As public ticket sales for the BFI London Film Festival open Monday (24 September), the time is ripe for a preview blog. Having attended a number international film festivals this year, I’ve already had the chance to see a handful of the films that will be screening here in London next month. The complete list of films (which you can view conveniently organised A-Z by title, country or director) has been online for several days now. The line-up looks more varied and interesting than ever, and of the films I’ve already seen, I can recommend every one of them wholeheartedly. Here are my tips on films you shouldn’t miss:
The film centres a neighbourhood in urban Brazil and follows the everyday life of a few of its residents: a middle class family with kids; three generations of a wealthier family; and the lower classes who come to cook, clean and provide security for them. On the surface, it appears to be a safe neighbourhood: a car stereo might be stolen now and again, but otherwise the calm is only interrupted by a barking dog or a brief dispute between neighbours. Still, there is a constant feeling of threat in the film. The characters seem uneasy, as if perpetually anticipating disaster. Kleber Menconça Filho takes this undefined sense of danger the characters are feeling, and subtly cultivates it in the audience. The resulting suspense holds the film unerringly aloft for its 131-minute duration, until the reason for unease, and who should feel it, finally becomes clear. The film has already won two FIPRESCI awards: one at Rotterdam, the other at the New Horizons Film Festival in Wrocław, Poland. This film will be a solid contender among the twelve in competition for The Sutherland Award (most original and imaginative directorial debut).

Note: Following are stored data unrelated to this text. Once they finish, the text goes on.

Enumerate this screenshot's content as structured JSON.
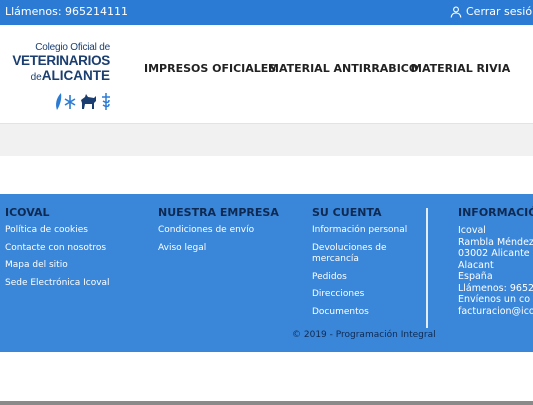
{
  "topbar": {
    "phone": "Llámenos: 965214111",
    "logout": "Cerrar sesión"
  },
  "logo": {
    "line1": "Colegio Oficial de",
    "line2": "VETERINARIOS",
    "line3_prefix": "de",
    "line3_city": "ALICANTE"
  },
  "nav": {
    "items": [
      "IMPRESOS OFICIALES",
      "MATERIAL ANTIRRABICO",
      "MATERIAL RIVIA"
    ]
  },
  "footer": {
    "col1": {
      "title": "ICOVAL",
      "links": [
        "Política de cookies",
        "Contacte con nosotros",
        "Mapa del sitio",
        "Sede Electrónica Icoval"
      ]
    },
    "col2": {
      "title": "NUESTRA EMPRESA",
      "links": [
        "Condiciones de envío",
        "Aviso legal"
      ]
    },
    "col3": {
      "title": "SU CUENTA",
      "links": [
        "Información personal",
        "Devoluciones de mercancía",
        "Pedidos",
        "Direcciones",
        "Documentos"
      ]
    },
    "col4": {
      "title": "INFORMACIÓN",
      "lines": [
        "Icoval",
        "Rambla Méndez",
        "03002 Alicante",
        "Alacant",
        "España",
        "Llámenos: 9652",
        "Envíenos un co",
        "facturacion@ico"
      ]
    },
    "copyright": "© 2019 - Programación Integral"
  },
  "colors": {
    "primary": "#2b7bd4",
    "footer_bg": "#3a86d9",
    "footer_heading": "#0f2a52",
    "logo_blue": "#1a3e6f"
  }
}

You can read more about this film in the FIPRESCI report from Wrocław.
Thursday Till Sunday
Another accomplished directorial debut, Dominga Sotomayor’s film follows a family road trip through rural Chile. It seems like a normal car journey, with singing, word games, and stories to pass the time, but simmering beneath the surface is a parental dispute that will boil over before the trip ends. The situation is only aggravated when one of the mother’s old friends and his son join the family at their campsite. The audience observes the parents from the children’s perspective: like the older daughter, we see straight through their attempts at secrecy, but never completely grasp the essence of their marital problems. Like Céline Sciamma’s Tomboy, Thursday Till Sunday is a tender portrait of childhood games, children’s vulnerability and the poignancy of their dependence upon all-too-fallible parents. I have already seen this film twice this year: once at the Cinélatino Rencontres festival of Latin American film in Toulouse, and again at New Horizons in Wrocław, where the film won the festival’s Grand Prix.
To find out more, read the FIPRESCI report from Toulouse.

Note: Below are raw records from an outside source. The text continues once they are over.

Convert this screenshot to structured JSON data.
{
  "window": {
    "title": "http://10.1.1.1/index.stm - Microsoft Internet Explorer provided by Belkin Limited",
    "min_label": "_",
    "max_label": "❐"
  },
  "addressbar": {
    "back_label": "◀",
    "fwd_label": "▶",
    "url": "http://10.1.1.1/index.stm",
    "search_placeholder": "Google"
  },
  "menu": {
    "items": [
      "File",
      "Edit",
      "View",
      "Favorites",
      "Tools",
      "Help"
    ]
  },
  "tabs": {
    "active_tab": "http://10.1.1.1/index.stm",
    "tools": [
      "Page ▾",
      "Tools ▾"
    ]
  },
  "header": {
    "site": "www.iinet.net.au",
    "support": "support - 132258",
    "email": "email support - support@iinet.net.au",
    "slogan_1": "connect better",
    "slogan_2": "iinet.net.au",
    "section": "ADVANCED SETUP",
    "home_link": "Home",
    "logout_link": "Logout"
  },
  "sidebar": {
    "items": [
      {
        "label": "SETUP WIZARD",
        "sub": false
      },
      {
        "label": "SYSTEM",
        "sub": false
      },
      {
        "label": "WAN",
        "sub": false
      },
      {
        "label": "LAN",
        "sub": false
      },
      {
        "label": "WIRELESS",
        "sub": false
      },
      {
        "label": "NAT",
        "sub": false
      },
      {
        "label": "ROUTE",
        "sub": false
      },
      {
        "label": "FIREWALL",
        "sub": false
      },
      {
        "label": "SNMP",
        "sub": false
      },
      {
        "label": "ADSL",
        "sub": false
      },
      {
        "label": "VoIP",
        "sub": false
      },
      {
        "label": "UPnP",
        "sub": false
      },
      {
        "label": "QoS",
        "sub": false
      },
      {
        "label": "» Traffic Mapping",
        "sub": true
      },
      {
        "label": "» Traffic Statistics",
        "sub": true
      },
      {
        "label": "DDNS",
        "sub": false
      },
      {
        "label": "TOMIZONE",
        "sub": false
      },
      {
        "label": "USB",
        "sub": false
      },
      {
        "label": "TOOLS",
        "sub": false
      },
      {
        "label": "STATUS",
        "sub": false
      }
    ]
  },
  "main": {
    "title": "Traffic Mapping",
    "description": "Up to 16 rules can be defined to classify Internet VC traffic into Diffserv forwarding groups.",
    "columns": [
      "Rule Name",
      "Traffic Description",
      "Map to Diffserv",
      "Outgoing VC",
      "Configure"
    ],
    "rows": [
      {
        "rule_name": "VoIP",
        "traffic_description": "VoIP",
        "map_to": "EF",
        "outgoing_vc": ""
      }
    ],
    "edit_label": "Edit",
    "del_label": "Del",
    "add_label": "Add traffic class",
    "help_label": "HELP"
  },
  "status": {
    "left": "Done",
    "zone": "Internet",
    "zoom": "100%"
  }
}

A Canada-US co-production, Francine presents a sensitive portrait of its title character, a woman just released from prison for an unspecified crime. The camera stays with Francine for the duration of the film, as she attempts to integrate back into normal society. Her love of animals leads her first to a job in a pet shop job, then a stable and finally a vet’s office. That same love also marks the beginning of her demise, as she keeps too many pets at home, and seems to relate to them better than the human beings around her. At just 75 minutes, Francine leaves an impression of balance and completion.
Death of a Man in the Balkans
Of all the films at the London Film Festival, this one is the most special to me. I first came across Miroslav Momčilović’s work back in 2007 at a Serbian Film Festival in Paris where they screened his Seven and a Half, a comedy divided into seven sections, each about one of the deadly sins. It remains among my top five Serbian films, but the director’s most recent feature is characterised by the same style of humour. Death of a Man in the Balkans was screened as a work in progress at the Sofia International Film Festival: I jumped at the opportunity to see it, and recommended it for the London Film Festival, where it was selected. In the meantime, it went on to win the Independent Camera Award at the Forum of the Independents in Karlovy Vary, and is among 47 films on the selection list for this year’s European Film Awards.
The entire film takes place in the apartment of a man who has just committed suicide. While the title and setting may sound serious, the director creates a wonderful black comedy based on the reactions of his neighbours when they find the body and wait for the authorities to arrive. After going through initial feelings of shock and sympathy, and having officiously followed what they believe are the correct procedures, the neighbours soon get bored, and start discussing the dead man and his lifestyle. All characters prove entertainingly inventive in protecting their own self-interest.